Cerebras Systems went public on Thursday. The chip company priced its IPO at $185 a share late Wednesday, opened on Nasdaq under the ticker CBRS at $350, briefly halted trading after running above $385, and closed the day at $311.07, up 68% from the offer price. Market capitalisation at the bell was over $66 billion. The deal raised around $5.6 billion, making it the biggest IPO of the year so far.
This is the same company that filed to go public in 2024 and pulled the offering in 2025. Between those two attempts, the questions that scared the first set of bankers (customer concentration, the UAE-connected G42 relationship, and chief executive Andrew Feldman's guilty plea for accounting fraud at a previous company in the 2000s) have not been answered so much as overwhelmed by AI demand.
What changed in eighteen months
Asked by Fortune what was different about Cerebras now versus 2024, Feldman gave a list rather than an argument: bigger customers, more deployments, more mature technology, a better roadmap. The concrete answer is two contracts. In January, Cerebras signed a deal worth more than $10 billion with OpenAI to furnish computing capacity (OpenAI co-founders Sam Altman and Greg Brockman are also significant shareholders). In March, it announced a multiyear partnership with Amazon Web Services on undisclosed terms.
Those are the two anchors. Karl Alomar, managing partner at M13, named the problem out loud in an emailed comment: "Cerebras has proven demand from hyperscalers, but they need to prove they can manufacture at volume, deliver on time, and support multiple customers at the same operational level Nvidia does." He pointed at recent softness in the secondary market for Cerebras shares as evidence the question is still live. "Investors want to see concrete customer wins and production schedules, not just OpenAI."

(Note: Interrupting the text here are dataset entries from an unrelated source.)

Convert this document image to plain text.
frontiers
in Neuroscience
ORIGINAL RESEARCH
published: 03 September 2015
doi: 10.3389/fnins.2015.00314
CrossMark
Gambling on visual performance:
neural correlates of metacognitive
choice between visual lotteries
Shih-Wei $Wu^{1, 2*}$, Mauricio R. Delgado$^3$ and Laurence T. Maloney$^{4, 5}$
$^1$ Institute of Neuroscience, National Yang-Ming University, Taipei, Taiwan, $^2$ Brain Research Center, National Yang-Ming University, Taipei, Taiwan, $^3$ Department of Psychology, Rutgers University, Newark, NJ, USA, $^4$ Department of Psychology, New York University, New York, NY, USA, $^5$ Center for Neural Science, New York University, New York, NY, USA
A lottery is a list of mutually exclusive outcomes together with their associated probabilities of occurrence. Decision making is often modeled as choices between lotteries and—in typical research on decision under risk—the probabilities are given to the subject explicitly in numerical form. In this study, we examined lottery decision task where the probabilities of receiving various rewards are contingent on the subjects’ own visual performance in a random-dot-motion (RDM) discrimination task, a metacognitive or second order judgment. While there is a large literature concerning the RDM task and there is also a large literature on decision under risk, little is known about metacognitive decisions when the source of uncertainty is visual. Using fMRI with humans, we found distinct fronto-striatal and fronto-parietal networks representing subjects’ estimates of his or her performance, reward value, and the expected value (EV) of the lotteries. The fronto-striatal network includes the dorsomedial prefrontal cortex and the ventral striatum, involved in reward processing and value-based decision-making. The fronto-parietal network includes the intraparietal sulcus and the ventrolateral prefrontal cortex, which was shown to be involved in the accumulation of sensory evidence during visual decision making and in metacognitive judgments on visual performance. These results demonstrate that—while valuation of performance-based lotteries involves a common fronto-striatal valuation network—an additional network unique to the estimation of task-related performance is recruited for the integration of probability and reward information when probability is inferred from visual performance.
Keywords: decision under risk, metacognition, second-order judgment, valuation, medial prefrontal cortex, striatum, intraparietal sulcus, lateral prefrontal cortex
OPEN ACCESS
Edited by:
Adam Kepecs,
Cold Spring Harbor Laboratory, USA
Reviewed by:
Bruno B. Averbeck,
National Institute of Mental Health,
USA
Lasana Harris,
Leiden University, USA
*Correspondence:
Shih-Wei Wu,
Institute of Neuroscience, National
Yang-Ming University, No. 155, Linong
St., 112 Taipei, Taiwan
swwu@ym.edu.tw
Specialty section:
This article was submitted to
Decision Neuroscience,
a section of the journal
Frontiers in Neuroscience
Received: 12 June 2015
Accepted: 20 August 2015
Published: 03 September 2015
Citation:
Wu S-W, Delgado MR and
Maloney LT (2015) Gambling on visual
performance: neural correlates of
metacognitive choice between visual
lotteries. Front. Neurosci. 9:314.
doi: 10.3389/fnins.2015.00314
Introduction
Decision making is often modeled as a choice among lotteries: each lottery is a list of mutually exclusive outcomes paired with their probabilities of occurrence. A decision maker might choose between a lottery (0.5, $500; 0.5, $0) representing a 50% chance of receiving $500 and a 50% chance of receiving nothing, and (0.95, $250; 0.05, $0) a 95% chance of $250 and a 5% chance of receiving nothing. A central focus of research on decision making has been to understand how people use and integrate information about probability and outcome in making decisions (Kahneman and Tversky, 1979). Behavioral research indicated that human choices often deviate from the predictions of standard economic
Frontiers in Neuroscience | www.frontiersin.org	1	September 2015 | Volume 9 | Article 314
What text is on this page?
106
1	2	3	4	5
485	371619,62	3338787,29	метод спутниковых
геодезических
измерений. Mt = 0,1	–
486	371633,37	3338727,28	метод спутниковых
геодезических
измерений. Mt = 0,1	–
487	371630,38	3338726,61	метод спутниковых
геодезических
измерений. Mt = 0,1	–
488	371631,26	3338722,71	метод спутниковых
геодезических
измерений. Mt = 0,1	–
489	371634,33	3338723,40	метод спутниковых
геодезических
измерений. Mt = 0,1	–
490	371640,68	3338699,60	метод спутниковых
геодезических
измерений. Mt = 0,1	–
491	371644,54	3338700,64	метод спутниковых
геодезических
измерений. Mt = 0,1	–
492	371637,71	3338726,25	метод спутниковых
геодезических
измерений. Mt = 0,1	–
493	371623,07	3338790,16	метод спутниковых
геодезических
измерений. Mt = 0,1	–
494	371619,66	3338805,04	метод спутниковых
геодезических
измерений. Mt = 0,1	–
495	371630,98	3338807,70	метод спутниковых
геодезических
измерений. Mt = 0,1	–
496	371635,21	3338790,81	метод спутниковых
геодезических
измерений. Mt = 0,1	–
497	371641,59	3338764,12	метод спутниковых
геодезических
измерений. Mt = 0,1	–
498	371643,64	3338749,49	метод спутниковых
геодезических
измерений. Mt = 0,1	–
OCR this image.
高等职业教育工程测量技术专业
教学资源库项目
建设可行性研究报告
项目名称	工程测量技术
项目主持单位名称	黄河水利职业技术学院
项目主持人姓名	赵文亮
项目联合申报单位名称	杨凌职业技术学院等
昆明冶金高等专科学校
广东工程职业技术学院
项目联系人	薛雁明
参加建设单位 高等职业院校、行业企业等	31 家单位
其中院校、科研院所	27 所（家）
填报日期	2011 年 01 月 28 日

That is, essentially, the same critique that killed the 2024 attempt, just with bigger names in the customer column.
What Cerebras actually sells
The product is the Wafer-Scale Engine, a single silicon die roughly the size of a children's picture book. It packs four trillion transistors and 44 GB of on-die SRAM, which is the relevant number: keeping model weights and activations in fast memory next to the compute is what makes the WSE good at fast inference, the use case Cerebras is now leaning into rather than training.
Feldman's pitch on customer fit is three layers: AI-native startups and labs that use the chips through Cerebras's cloud, enterprise customers like banks that will access them through AWS data centres, and overseas government and private buyers who want the silicon on premises. "You can switch from a workload on Nvidia to a workload on Cerebras in about 10 keystrokes," he told the Wall Street Journal. That is a statement about software portability, not architecture parity. It is also the kind of claim that gets tested in the first deployment, not the IPO roadshow.
The Benchmark case
Eric Vishria, the Benchmark general partner who backed Cerebras early, offered the bullish frame: demand for compute and inference is not slowing, and once it exists, fast tends to win. "How big is the market for slow anything? Slow internet, slow search, slow streaming, ultimately everything gets really fast, and fast tends to win." The implication is that an inference chip optimised for latency is a structural bet on a category that has not been priced yet, rather than a substitution play against Nvidia.
Feldman put a number on it that is intentionally ridiculous: 47 million software engineers globally, $100,000 of tokens a year each, $5 trillion from one use case. He is not claiming Cerebras will capture that. He is claiming the addressable market for fast inference is so loosely bounded that conventional sizing exercises are not load-bearing. That is a useful pitch for an IPO. It is also exactly the kind of framing that becomes a liability if the second wave of customers is slow to land.
The Figma comparison
Software firm Figma jumped 250% on its IPO last year and is now down more than 80% from that first-day peak. The Cerebras pop is smaller in percentage terms but the structural risk is the same: when a deal prices at $185, opens at $350, and closes above $311, the bankers either left billions on the table or the public market is doing price discovery the private market refused to do. The two readings have very different implications for where the stock settles in twelve months.
Many institutional investors who wanted shares in the offering got nothing, according to people familiar with the deal, forcing them to buy in the public market and adding to the first-day pressure. Allocations to funds that did get in were materially smaller than requested. That dynamic helps the print on day one. It does not help the float on day sixty.
What today did not resolve
Cerebras now has a public-market valuation that requires it to scale a manufacturing and customer pipeline that has historically been the company's weakest argument. The 2024 concerns (concentration, G42, Feldman's history) have not been retired. They have been temporarily outvoted by the OpenAI deal, the AWS partnership, and an AI-IPO window that is about to widen further. OpenAI and Anthropic are both eyeing public offerings in the second half of this year. xAI, which Elon Musk's SpaceX recently acquired, is aiming for June.
If Cerebras lands two or three more named hyperscaler-scale customers in the next twelve months and ships on schedule, the IPO will look underpriced. If the next customer takes longer than that to surface, or if the OpenAI capacity ramp slips, the stock will retrace into a single sentence about a $66 billion valuation built on one contract and a story. The first day told us almost nothing about which of those is the right read. It just told us the market wanted to find out.